Chairman of the House institutions committee, Zaharias Zahariou, said a lot had to be done to improve the department, created in 1971 and tasked with translating legislation from English, propose new laws, assist in processing bills, and modernising legislation in general.
There are still laws referring to the Queen of England instead of the President of the Republic, he said.
Law Commissioner Leda Koursoumba told MPs that the office did not perform as well as she wanted, mainly because of staff shortages.
It started with 10 legal experts in 1971 and currently had no permanent legal advisers in its employment.
“There are three on open ended contracts who cannot travel abroad for further training — it is a sector that needs such training – and they are forced to buy services from the private sector,” Zahariou said.
The manner in which the system of buying services operates presents difficulties in completing tasks, and the fact that Koursoumba also acts as child commissioner is another drawback, he added.
“We are talking about specialised jobs, lawyers educated in producing laws, knowledge of international treaties, having adequate background,” the committee chairman said.
He added that expert staff must be hired if the office is to function properly.
“There should have been two commissioners.

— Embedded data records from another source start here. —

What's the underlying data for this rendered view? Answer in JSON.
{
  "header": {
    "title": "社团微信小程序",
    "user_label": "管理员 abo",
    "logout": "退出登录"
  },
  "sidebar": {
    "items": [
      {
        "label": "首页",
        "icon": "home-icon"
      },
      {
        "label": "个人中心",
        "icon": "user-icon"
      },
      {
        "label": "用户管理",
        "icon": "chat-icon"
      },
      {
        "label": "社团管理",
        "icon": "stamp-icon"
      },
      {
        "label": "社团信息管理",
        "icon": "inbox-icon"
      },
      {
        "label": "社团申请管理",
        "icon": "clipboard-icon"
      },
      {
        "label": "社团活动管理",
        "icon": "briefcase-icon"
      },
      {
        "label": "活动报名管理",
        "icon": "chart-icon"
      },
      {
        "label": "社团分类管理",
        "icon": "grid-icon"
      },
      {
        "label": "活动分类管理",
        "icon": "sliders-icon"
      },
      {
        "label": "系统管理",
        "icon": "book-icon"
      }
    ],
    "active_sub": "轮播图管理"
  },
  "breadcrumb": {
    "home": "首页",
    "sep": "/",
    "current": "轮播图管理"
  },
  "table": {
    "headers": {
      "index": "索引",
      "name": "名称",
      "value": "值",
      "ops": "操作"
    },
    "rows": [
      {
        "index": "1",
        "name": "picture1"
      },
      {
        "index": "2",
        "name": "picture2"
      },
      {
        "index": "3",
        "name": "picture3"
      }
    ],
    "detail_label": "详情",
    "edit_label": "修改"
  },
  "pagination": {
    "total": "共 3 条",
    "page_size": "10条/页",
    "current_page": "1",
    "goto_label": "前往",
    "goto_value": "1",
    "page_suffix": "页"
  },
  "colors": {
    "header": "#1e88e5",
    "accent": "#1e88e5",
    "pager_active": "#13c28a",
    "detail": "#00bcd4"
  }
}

One for law, the other for the protection of children’s rights.”
Akel MP Aristos Damianou said other countries had law commissions that oversee law and constitutional reviews.
“Not only do we not have such commissions, but even the law commissioner institution is under-performing,” he said.
Koursoumba asked MPs for help in reinforcing her office with the proper personnel to be able fulfil its duties.
“It may be considered a small issue but it is not,” Damianou said. “All the problems we face concerning the modernisation and improvement of laws relate to the ability, or inability, of the law commissioner’s office to carry out its task.”